No knowledgeable person denies that the coronavirus is contagious. No knowledgeable person denies that Covid-19 is somewhat more lethal to adults than is seasonal flu. But the dominant public attitude – as expressed by the media and by politicians – is that the only feasible means of limiting the personal contacts that spread the virus lethally are general restrictions imposed on everyone, rather than focusing protection on the most vulnerable. This attitude strikes me as mistaken.
When the three co-authors of the Great Barrington Declaration proposed the latter course in October – a course they call “Focused Protection” – they were immediately ridiculed out of hand. There was no reasoned discussion of the matter.
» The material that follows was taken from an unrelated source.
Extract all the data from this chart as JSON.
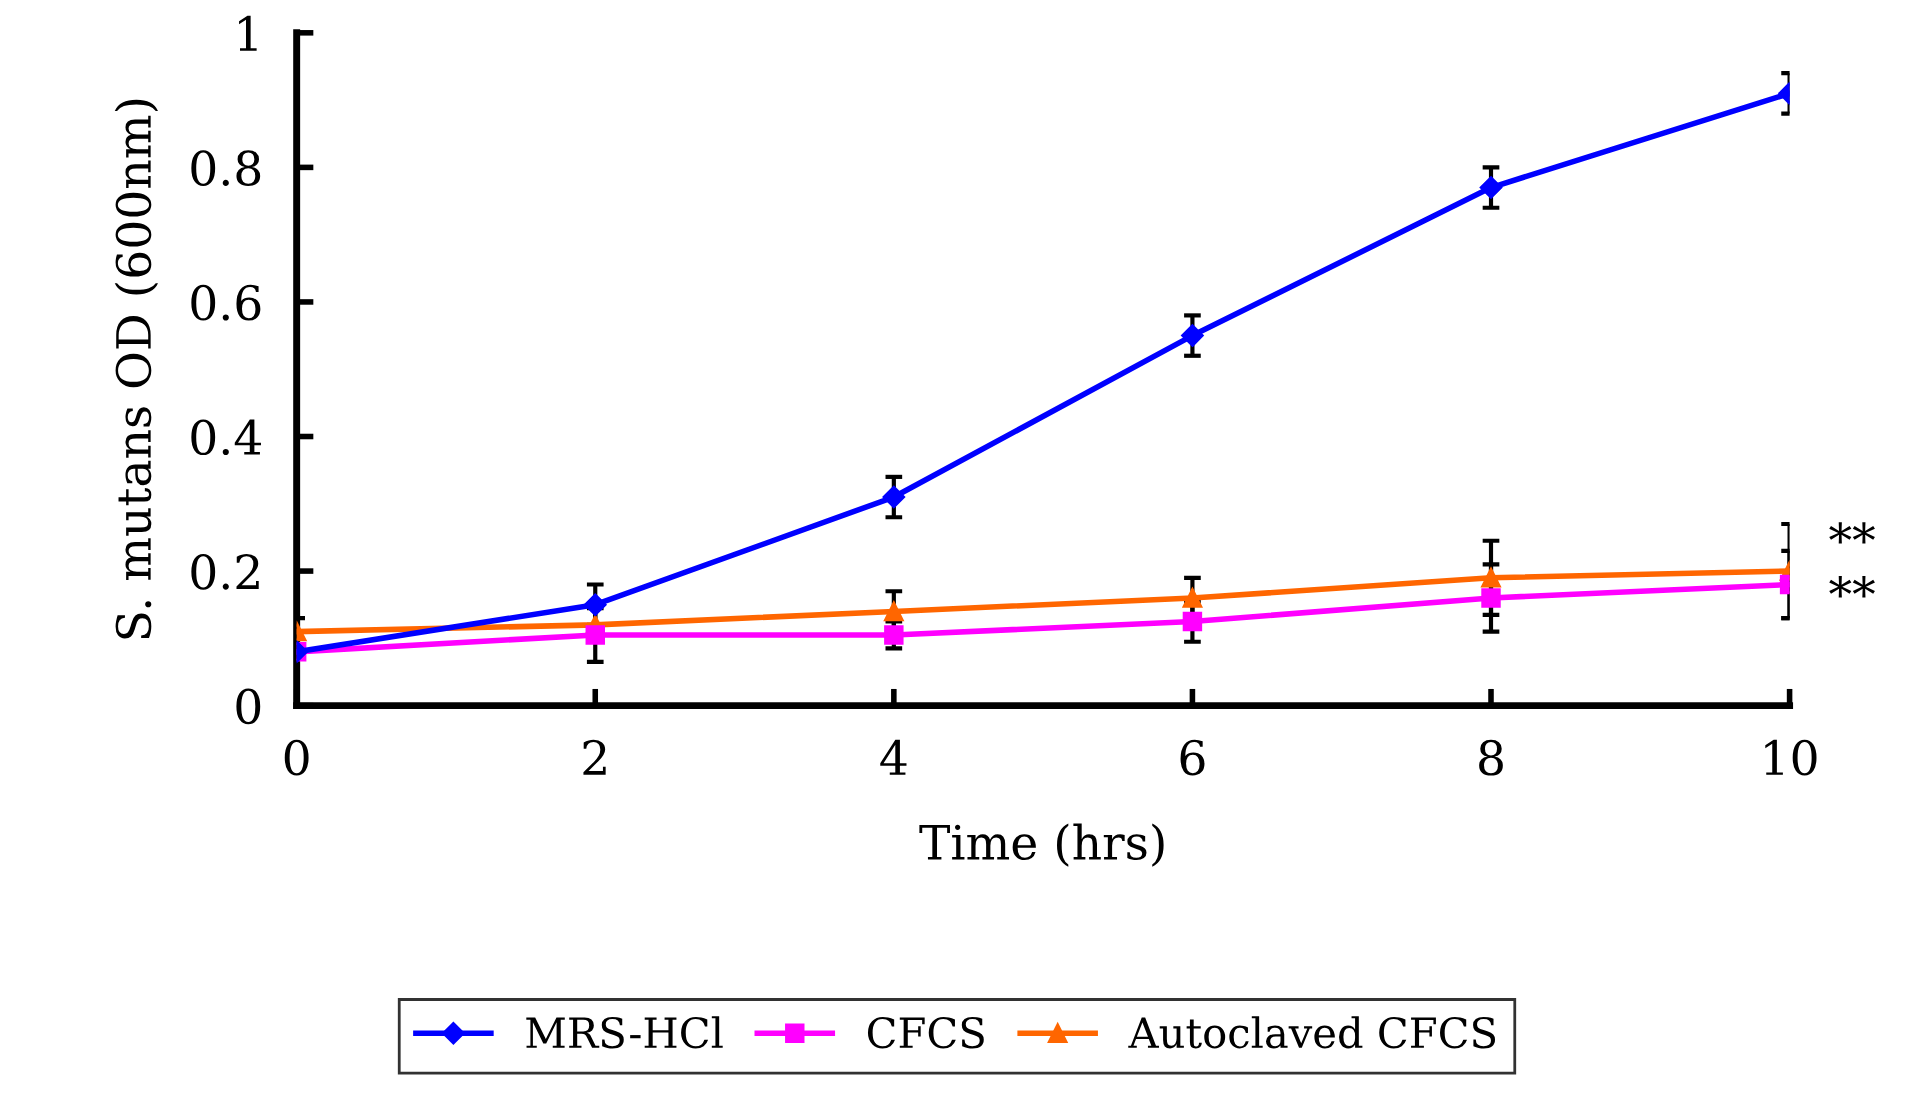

These authors were dismissed as quacks and much worse.
One of these “quacks” is on the faculty at Oxford, another at Harvard, and the third at Stanford. All are accomplished scientific researchers. (And, by the way, none is a libertarian.) Their august affiliations and previous accomplishments, of course, do not prove these scholars here to be correct. But these affiliations and accomplishments are sufficient added reason to give these scholars’ argument a respectful hearing. Yet no such respectful hearing was forthcoming from the mainstream media and high political circles. The fact that these scholars’ argument was dismissed so quickly, with such scorn, and with heavy helpings of ad homimem innuendo tells me something – something not flattering – about the pro-lockdown crowd.
This treatment of the recommendation of the Great Barrington Declaration more than any other single action by pro-lockdowners opened my eyes to the reality that alternatives to general restrictions were simply off the table because of mass hysteria rather than because of any reasoned analysis.
(3) A third bit of additional persuasion that pro-lockdowners must achieve in order to overcome the presumption of liberty is that the means of lockdowns are unlikely to create precedents for the abuse of power in the future.
People on the political left, of course, don’t much worry about this third factor, as they generally don’t fear power as long as it is in the hands of Progressives. But those of us who cherish liberty do so in part because we fear power regardless of whose hands grip it. For us to ignore the likely precedents created by today’s increased use of power would be irresponsible of us.
I have, to my distress, seen very little reservation expressed by pro-lockdowners about the power precedents that are likely being created by the Covid lockdowns.
As an empirical matter, I don’t deny that humanity might one day be struck by a disease so contagious, so insidious, so indiscriminate, and so lethal that measures as draconian as we’ve suffered in 2020 might be justified even from a pro-liberty perspective. But I’m now convinced that Covid-19 doesn’t remotely come close to being such a disease.
Governments’ responses to Covid-19 have been, and continue to be, massively out of proportion to this danger. And apologists for the lockdowns continue to ignore the strongest arguments against their position. These lockdown apologists repeatedly slay straw men – theatrical feats falsely portrayed by the media as decisive victories against quacks and goofy clowns. None of this gives me even small confidence that lockdown policies come from a rational and well-considered place.